L’aspirante candidato escluso: «Scelte sbagliate, bisogna ripartire»

L’AQUILA. «In Abruzzo il risultato del Pd è stato ancor più negativo perché qui, più che altrove, il partito si è sciolto in una dimensione “al governo”. Non “di governo”, che è la dimensione di un partito che mira a guidare le istituzioni ma al contempo è radicato anche nella società. Ma “al governo”, che è la dimensione nella quale un partito si sostanzia solo nelle persone che svolgono funzioni istituzionali».
È impietosa l’analisi della sconfitta elettorale fatta da Michele Fina, ex segretario del Pd della provincia dell’Aquila e stretto collaboratore del ministro della Giustizia uscente Andrea Orlando. Fina parla di un Pd che ha smesso di pensare agli ultimi per farsi puro e semplice establishment, partito di potere.

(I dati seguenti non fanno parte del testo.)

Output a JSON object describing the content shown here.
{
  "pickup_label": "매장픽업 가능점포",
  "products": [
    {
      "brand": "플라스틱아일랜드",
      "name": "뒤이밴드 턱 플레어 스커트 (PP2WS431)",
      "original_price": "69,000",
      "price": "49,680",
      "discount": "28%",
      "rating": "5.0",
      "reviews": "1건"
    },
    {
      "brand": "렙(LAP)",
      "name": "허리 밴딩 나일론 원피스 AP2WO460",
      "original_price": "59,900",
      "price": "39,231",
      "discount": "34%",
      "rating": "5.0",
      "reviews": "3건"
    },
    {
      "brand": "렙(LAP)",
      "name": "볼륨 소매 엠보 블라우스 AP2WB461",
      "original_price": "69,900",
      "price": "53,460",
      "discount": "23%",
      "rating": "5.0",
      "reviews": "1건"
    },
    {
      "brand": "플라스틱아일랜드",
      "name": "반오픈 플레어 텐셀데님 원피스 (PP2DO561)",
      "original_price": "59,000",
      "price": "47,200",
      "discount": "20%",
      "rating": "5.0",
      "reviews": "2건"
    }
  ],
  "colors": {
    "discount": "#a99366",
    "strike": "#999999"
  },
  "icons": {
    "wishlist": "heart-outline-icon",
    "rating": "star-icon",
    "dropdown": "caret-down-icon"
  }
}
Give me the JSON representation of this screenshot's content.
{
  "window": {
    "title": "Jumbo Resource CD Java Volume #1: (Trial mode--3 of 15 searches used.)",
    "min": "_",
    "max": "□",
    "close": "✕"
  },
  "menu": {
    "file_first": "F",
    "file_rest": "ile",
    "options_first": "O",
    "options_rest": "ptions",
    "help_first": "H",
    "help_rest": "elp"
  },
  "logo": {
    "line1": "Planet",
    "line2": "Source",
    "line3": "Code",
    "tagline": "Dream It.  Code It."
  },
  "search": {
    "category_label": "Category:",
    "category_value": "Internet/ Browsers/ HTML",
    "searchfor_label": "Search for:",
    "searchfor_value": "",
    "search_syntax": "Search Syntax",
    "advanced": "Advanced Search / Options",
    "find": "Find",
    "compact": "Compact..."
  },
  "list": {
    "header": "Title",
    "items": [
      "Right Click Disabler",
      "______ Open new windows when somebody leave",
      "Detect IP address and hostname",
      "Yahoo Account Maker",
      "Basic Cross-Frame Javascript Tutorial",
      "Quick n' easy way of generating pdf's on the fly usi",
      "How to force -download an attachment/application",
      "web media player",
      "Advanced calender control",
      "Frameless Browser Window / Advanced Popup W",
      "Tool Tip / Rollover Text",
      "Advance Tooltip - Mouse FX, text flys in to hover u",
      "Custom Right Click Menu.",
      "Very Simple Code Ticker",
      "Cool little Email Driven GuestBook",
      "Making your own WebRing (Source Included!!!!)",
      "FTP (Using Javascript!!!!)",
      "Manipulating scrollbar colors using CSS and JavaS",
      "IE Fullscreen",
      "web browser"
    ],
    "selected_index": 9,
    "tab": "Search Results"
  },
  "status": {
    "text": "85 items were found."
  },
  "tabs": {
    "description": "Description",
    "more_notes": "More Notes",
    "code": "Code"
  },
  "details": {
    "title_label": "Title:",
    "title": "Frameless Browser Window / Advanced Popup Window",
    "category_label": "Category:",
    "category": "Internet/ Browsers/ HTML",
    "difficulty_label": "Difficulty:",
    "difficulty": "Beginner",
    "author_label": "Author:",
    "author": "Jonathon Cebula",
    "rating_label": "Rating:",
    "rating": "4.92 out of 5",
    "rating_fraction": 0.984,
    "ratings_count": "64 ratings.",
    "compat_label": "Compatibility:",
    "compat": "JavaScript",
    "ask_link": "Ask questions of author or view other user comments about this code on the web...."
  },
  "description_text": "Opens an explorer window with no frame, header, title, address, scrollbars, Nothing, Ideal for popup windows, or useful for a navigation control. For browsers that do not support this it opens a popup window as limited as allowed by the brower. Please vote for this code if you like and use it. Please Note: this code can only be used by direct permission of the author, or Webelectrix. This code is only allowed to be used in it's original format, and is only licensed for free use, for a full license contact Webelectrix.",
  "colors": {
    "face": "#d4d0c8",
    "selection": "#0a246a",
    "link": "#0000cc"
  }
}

«Sul rapporto con le fasce più deboli», afferma Fina, «nel Pd c’è davvero un problema profondo di cultura politica. Abbiamo pensato che ci fosse un automatismo tra l’appartenenza ai ceti sociali più bassi e il voto progressista. Non è così e un politico di sinistra che si meraviglia di questo, e si stupisce che una decisione che ritiene giusta, e magari lo è, non venga percepita come tale, ha sbagliato mestiere. Non conta niente aver governato bene perché il consenso non si costruisce dall’alto. Gli elettori non possono avere torto in democrazia, altrimenti si mina l’idea stessa di democrazia».
Riguardo al Pd abruzzese, «sono successe cose gravi», attacca Fina. «Le candidature sono state scelte tutte dall’alto, con meccanismi poco chiari, tra pochissime persone, esautorando la base del partito, le assemblee provinciali, le articolazioni territoriali. Centinaia di dibattiti, riunioni, confronti e discussioni pubbliche, fatte in mesi e mesi, sono state del tutto inutili perché poi le decisioni le hanno prese D’Alfonso e Renzi».
Fina chiede un azzeramento dei vertici regionali Pd, le dimissioni del segretario Rapino, un nuovo congresso e una ricostruzione del partito: «Bisogna ricreare una comunità, ripartendo dai territori e coinvolgendo in maniera attiva militanti, segretari di sezione, amministratori, iscritti. Partendo anzitutto dai programmi per poi arrivare alla scelta dei leader».( ro.ci.)